Que as taxas de suicídio se elevem, nos países do HNorte, no início da primavera, deveria ser suficiente para que nos convencêssemos de que os nossos códigos de expectativa de prazer e expressão vital invertem-se quando da aproximação da decisão de alguns por dar fim à própria vida. Para muitos desses, deve-se pensar que a espera da primavera é como uma espécie de última oportunidade (ou "Última Primavera", canção de E. Grieg, mas válido também para a "Derradeira Primavera" de Tom Jobim): "se, mais uma vez, tudo falhar; as pessoas à minha volta estiverem mais alegres, cheias de vitalidade e com o egoísmo típico e se eu não conseguir disso participar, o que me resta é morrer".
Alguns entenderão esse processo como uma prova do egoísmo dos suicidas e de sua necessidade de destruir a alegria dos demais. Outros, apoiados nessa maneira de ver, desenvolverão para com eles uma hostilidade, como um famoso cineasta em artigo de jornal há alguns anos. Condenam o suicida, como se aquele ato fosse "somente para atrapalhar". Os que assim pensam expressam apenas a sua própria mesquinhez. São os mesmos que nunca conseguiram "descer" de seus próprios códigos para tentar entender/acolher os que sofrem de algo para além de sua própria capacidade de compreensão. Melhor seria que simplesmente se calassem e deixassem o tema para outros.

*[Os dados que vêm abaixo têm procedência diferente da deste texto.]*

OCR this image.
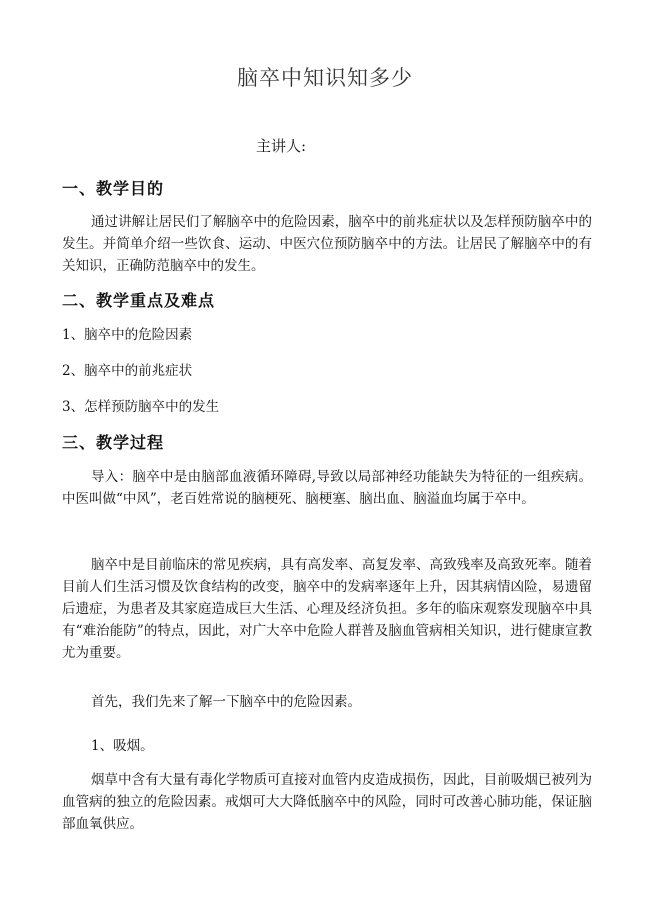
脑卒中知识知多少
主讲人:
一、教学目的

通过讲解让居民们了解脑卒中的危险因素，脑卒中的前兆症状以及怎样预防脑卒中的发生。并简单介绍一些饮食、运动、中医穴位预防脑卒中的方法。让居民了解脑卒中的有关知识，正确防范脑卒中的发生。

二、教学重点及难点
1、脑卒中的危险因素
2、脑卒中的前兆症状
3、怎样预防脑卒中的发生
三、教学过程

导入：脑卒中是由脑部血液循环障碍,导致以局部神经功能缺失为特征的一组疾病。中医叫做“中风”，老百姓常说的脑梗死、脑梗塞、脑出血、脑溢血均属于卒中。

脑卒中是目前临床的常见疾病，具有高发率、高复发率、高致残率及高致死率。随着目前人们生活习惯及饮食结构的改变，脑卒中的发病率逐年上升，因其病情凶险，易遗留后遗症，为患者及其家庭造成巨大生活、心理及经济负担。多年的临床观察发现脑卒中具有“难治能防”的特点，因此，对广大卒中危险人群普及脑血管病相关知识，进行健康宣教尤为重要。

首先，我们先来了解一下脑卒中的危险因素。

1、吸烟。

烟草中含有大量有毒化学物质可直接对血管内皮造成损伤，因此，目前吸烟已被列为血管病的独立的危险因素。戒烟可大大降低脑卒中的风险，同时可改善心肺功能，保证脑部血氧供应。
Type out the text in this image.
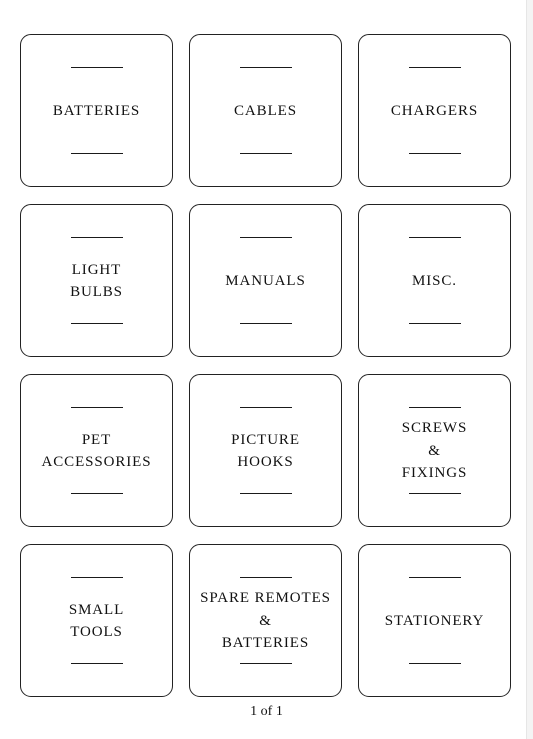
BATTERIES	CABLES	CHARGERS
LIGHT
BULBS
MANUALS	MISC.
PET
ACCESSORIES
PICTURE
HOOKS
SCREWS
&
FIXINGS
SMALL
TOOLS
SPARE REMOTES
&
BATTERIES
STATIONERY
1 of 1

Quando ouço jovens dizendo de si mesmos "Sou uma pessoa triste!", replico sempre "Não! V. é, em princípio, uma pessoa mais profunda!". Aquela sentença é suficiente para a conclusão. Muitos deles são apenas incapazes de participar do "coro dos contentes". Exiladas em meio a um mundo que as bombardeia com a comunicação: "V. tem que ser feliz! Se não for, aprenda a representar para v. mesma! Se não conseguir, finja diretamente! E se tudo isso der errado, desapareça!", essas pessoas começam até a afetar aquilo que pensam ser sua própria tristeza, enquanto outros afetam uma alegria patética, o que pode ser um indício de agravamento. Tudo pelo esforço de encontrar semelhantes e formar uma comunidade. Muitos ficarão completamente sozinhos, mais por suas virtudes do que por seus defeitos.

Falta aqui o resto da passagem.